Literally translated as ‘plum vase’, this tall Chinese ceramic was traditionally used to display – you guessed it – plum blossom branches. Particularly prevalent during the Song (960-1279) and Ming (1368-1644) dynasties, some of them are now highly collectable. A few years back, an early Ming Meiping cobalt blue vase sold for a record £14m at Sotheby’s Hong Kong.
Invented by amateur German engraver Ludwig von Siegen in 1642, mezzotint refers to fabulously multitonal prints crafted from a treated plate of copper or steel. A metal tool was used to indent the plate with tiny dots to give areas of light and shade before the ink was brushed on top. Prices for antique mezzotints start at around £50.
Not only the edge of a delicious baked dish filled with meat or fruit (though we wouldn’t object if it was!), a Pie Crust is a form of decorative, scalloped edging found on tripod tables from the 18th century. Furniture-maker Thomas Chippendale designed several examples, which now command huge sums. We’ll take ours with mashed potato and gravy, please…
Commonly used to describe childhood favourites such as Dinky Toys and Matchbox cars, ‘playworn’ is a collector’s term for a toy that shows a reasonable amount of damage. So, the next time you’re browsing your local flea market, keep an eye out for those charming scuffs and scrapes.
This playful ‘trick’ jug is one of the oldest wheezes in the Delft makers’ repertoire – its various spouts don’t pour unless all the others are blocked. It’s what used to pass for entertainment in 17th-century taverns, as inebriated drinkers would try (and fail) to consume the jug’s alcoholic contents. Cue endless spillages and much hilarity.
A word often used in the context of art restoration. It refers to paintings on canvas – which may be aged or damaged – that have had the original backing canvas removed and replaced. An old backing canvas can sometimes become weak and brittle, and replacing it can restore the painting’s strength.

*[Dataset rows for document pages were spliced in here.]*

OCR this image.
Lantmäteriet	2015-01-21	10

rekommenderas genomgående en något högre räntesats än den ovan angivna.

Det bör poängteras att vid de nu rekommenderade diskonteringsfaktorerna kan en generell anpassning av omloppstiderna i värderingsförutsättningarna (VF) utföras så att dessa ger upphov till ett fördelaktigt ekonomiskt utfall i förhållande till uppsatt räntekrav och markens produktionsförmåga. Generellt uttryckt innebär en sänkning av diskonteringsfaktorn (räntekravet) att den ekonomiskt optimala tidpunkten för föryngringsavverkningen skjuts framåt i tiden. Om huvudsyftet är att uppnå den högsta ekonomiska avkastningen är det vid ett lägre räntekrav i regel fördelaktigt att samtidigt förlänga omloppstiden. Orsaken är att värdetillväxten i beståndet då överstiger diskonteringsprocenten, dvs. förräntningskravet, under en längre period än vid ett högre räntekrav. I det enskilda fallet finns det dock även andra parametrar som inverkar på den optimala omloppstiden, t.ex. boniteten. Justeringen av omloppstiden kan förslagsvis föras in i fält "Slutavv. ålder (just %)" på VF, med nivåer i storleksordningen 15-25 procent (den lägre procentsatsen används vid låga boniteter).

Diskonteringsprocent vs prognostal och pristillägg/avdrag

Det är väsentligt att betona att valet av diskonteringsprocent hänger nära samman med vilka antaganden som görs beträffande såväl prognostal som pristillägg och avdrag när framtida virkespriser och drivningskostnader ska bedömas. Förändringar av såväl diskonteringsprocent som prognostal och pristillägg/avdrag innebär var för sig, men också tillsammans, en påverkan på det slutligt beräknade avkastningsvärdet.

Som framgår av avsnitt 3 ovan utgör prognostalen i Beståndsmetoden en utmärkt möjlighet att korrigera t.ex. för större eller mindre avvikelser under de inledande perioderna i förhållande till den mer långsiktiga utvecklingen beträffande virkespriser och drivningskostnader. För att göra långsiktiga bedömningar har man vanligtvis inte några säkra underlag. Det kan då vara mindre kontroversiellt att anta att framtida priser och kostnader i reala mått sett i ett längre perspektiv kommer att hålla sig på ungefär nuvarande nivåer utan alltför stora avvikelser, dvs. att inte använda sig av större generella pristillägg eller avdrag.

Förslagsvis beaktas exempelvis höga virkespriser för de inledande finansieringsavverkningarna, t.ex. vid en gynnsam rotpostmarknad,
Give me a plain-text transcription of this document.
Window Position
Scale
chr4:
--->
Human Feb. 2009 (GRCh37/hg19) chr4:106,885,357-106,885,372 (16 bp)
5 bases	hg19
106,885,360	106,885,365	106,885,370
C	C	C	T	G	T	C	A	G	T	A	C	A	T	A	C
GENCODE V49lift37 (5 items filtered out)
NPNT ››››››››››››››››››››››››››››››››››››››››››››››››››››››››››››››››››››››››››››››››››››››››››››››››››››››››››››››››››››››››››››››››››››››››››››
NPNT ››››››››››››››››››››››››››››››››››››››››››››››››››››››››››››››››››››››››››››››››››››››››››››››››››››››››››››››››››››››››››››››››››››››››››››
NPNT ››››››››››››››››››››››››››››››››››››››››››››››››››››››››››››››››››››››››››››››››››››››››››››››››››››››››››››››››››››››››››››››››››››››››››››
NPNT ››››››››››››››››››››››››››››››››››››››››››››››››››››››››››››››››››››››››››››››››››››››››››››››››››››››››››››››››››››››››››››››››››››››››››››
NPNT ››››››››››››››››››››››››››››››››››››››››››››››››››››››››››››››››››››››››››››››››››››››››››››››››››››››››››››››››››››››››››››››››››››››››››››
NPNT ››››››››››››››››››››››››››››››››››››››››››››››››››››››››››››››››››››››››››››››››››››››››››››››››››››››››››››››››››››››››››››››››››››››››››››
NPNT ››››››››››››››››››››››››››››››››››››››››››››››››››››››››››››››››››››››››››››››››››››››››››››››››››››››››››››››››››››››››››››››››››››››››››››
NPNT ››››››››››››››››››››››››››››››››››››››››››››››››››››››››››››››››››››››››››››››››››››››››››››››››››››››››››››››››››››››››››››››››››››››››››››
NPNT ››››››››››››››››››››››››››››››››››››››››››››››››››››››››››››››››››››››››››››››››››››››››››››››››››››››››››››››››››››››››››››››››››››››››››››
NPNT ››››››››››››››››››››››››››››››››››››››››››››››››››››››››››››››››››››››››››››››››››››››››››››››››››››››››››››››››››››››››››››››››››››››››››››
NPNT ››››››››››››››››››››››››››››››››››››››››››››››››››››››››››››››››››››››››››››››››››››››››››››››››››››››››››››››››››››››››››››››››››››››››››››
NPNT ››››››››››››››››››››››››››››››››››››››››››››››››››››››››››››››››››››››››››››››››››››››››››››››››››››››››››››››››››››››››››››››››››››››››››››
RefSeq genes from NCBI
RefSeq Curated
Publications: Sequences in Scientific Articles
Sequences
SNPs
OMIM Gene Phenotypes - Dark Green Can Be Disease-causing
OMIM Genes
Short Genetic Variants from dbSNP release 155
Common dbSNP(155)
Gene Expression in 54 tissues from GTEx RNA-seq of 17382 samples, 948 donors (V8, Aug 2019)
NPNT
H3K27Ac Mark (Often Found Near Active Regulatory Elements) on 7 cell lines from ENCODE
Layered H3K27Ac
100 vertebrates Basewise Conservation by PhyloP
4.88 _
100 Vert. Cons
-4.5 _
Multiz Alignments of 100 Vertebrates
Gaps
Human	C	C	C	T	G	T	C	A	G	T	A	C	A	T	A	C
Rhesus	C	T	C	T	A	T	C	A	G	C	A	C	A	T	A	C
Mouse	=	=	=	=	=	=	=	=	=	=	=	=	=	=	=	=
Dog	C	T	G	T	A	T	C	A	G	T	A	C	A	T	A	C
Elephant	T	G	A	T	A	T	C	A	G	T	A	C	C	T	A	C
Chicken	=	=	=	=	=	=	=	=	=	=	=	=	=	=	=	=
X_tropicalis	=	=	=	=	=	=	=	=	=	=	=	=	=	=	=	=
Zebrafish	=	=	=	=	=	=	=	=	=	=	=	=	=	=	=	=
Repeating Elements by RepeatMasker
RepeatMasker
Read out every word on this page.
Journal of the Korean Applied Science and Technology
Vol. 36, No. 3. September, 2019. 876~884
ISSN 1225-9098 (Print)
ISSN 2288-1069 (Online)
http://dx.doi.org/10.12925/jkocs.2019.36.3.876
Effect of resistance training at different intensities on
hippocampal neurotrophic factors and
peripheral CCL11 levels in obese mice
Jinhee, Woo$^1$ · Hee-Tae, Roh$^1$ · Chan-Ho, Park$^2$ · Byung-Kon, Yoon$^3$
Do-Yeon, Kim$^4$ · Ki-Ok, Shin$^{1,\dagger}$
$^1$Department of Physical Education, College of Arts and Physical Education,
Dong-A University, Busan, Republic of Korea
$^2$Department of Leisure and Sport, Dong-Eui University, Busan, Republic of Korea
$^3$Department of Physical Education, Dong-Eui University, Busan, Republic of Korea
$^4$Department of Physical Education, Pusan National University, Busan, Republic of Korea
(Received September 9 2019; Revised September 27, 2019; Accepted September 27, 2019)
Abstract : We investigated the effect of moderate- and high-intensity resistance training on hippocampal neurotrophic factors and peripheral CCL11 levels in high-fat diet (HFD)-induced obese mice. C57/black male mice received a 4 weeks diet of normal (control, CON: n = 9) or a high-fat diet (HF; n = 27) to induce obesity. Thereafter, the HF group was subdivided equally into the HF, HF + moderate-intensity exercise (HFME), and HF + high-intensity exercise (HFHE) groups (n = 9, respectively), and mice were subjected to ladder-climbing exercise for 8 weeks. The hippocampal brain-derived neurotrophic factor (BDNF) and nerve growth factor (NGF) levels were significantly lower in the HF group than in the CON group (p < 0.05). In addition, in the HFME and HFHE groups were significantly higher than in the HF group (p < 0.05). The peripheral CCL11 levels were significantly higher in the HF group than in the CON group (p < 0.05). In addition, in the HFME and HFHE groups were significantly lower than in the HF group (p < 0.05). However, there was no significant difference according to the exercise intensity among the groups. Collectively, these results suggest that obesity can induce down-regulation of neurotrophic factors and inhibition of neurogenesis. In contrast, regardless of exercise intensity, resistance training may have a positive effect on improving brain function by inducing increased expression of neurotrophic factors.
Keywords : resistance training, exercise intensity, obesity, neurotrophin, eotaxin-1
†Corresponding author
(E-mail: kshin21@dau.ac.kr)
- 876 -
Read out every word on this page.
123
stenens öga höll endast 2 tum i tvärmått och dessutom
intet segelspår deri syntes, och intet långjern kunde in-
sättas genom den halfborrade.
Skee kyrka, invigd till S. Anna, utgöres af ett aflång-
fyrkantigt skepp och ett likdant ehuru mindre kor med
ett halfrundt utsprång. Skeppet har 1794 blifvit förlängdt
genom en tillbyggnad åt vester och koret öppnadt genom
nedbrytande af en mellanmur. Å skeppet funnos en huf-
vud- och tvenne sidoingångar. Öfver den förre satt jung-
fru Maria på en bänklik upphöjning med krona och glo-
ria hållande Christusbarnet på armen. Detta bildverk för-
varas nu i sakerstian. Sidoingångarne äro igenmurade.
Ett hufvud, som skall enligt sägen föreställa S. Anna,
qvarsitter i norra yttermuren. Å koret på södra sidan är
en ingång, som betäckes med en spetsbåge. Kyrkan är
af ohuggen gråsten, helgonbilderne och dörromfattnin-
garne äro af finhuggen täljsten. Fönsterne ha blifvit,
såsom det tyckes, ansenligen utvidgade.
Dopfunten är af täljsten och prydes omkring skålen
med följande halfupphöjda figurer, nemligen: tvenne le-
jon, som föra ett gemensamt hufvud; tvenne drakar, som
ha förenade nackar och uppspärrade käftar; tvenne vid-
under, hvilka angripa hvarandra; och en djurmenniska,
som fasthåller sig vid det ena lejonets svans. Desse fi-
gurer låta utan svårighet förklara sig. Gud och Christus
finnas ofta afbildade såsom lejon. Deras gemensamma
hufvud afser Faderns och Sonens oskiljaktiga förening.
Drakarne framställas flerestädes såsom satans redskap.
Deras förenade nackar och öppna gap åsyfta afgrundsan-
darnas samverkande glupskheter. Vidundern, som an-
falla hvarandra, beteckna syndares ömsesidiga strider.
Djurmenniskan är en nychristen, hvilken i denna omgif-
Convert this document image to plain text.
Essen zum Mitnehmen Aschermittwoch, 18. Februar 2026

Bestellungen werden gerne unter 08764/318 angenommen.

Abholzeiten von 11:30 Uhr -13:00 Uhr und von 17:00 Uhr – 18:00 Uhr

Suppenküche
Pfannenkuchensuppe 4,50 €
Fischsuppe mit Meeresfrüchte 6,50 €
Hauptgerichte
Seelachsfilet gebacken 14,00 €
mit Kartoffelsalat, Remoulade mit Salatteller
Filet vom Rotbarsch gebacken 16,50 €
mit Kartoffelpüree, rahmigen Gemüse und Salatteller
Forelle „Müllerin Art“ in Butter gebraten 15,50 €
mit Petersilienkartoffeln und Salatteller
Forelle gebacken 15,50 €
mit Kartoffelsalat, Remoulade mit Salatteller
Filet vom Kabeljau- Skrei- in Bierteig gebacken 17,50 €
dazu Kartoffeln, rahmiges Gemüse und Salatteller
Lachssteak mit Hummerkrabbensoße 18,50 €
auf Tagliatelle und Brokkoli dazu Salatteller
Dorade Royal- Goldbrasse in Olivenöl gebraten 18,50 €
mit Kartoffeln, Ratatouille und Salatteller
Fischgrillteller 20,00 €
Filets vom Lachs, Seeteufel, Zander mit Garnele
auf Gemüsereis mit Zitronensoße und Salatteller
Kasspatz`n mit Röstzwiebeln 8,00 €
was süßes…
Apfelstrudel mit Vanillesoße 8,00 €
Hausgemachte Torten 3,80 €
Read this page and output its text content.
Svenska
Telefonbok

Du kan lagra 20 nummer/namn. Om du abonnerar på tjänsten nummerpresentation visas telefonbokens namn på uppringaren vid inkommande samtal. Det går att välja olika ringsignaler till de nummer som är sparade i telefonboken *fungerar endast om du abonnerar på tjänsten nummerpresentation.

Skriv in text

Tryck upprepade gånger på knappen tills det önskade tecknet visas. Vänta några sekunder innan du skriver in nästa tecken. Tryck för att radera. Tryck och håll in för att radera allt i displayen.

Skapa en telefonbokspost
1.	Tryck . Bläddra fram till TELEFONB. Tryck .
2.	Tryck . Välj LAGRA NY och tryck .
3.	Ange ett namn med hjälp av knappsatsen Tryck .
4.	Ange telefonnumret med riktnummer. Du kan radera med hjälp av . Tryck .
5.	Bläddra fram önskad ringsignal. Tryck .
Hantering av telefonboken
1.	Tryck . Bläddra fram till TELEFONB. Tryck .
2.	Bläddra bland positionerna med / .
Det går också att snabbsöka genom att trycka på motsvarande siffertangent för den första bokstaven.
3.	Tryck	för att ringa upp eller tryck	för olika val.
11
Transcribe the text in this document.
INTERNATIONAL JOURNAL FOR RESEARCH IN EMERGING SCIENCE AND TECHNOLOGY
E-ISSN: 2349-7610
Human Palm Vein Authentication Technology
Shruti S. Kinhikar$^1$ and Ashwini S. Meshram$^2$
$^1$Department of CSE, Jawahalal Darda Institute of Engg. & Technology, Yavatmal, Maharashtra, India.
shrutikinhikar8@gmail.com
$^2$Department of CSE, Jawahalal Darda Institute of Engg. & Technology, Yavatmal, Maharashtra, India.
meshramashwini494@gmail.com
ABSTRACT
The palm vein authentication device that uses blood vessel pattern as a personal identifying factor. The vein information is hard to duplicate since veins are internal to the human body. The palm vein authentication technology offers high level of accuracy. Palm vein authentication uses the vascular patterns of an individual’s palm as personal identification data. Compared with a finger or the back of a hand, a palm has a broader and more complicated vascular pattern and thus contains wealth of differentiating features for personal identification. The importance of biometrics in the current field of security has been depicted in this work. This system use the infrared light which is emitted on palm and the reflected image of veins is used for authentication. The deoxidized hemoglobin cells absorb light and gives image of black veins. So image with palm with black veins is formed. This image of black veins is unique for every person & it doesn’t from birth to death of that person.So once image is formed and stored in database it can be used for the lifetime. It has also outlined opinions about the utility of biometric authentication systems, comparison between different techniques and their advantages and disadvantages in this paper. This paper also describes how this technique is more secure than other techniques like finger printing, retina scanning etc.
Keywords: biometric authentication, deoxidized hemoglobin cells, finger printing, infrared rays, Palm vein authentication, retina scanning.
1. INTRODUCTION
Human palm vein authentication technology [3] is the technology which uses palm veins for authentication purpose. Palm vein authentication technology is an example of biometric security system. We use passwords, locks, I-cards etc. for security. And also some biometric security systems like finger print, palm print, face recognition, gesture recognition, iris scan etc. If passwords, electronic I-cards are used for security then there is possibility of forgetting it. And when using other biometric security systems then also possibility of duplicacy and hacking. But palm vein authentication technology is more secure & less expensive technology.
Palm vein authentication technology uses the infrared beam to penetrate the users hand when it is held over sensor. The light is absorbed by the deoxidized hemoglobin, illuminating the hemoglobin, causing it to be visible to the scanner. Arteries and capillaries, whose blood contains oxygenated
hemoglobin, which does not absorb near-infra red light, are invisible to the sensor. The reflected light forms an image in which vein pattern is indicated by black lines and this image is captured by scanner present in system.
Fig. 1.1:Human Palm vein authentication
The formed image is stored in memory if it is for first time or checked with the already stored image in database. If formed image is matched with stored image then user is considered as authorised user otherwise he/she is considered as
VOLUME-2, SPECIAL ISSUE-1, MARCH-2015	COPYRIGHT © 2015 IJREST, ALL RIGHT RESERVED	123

This antiquarian phrase refers to an ancient method of dyeing textiles. Similar to tie-dye, resist-dyeing involved using a substance such as hot wax or pastes made from soy beans or rice to prevent the dye reaching all of the fabric. The resist substance is often applied in patterns or shapes and is popular in Indian textile design.
Although it may look as though we’ve misspelt ‘restoration’, Restauration is a French term referring to the style of pieces crafted during the reign of Louis XVIII, when funds were tight and furniture adopted a more simplistic and classic style.
Nope, nothing to do with Luke Skywalker or Darth Vader, sabre refers to the shape of a chair leg that looks like... well, a sabre! The leg can be either round or square, but should taper gently towards the ground. First seen on ancient Greek klismos chairs, they were also popular among Regency seating designs.
Sometimes used to describe an item that has been held in storage for a long time, a sleeper also refers to an undervalued antique or artwork that can slip into an auction unnoticed. Eagle-eyed buyers look out for these items and can often buy them for a fraction of their worth!
A little, cylindrical vase (sometimes designed to hang on a wall) that’s made for housing spills or tapers – thin strips of rolled paper or wood used for transferring the flame from a fire to candles or a pipe for smoking.
Sometimes called applied relief decoration, sprigging is the process of adding moulded decorations to a piece of pottery that has been made separately from the main body of the piece – much like Wedgwood’s Jasperware. The art dates back to the 6th century.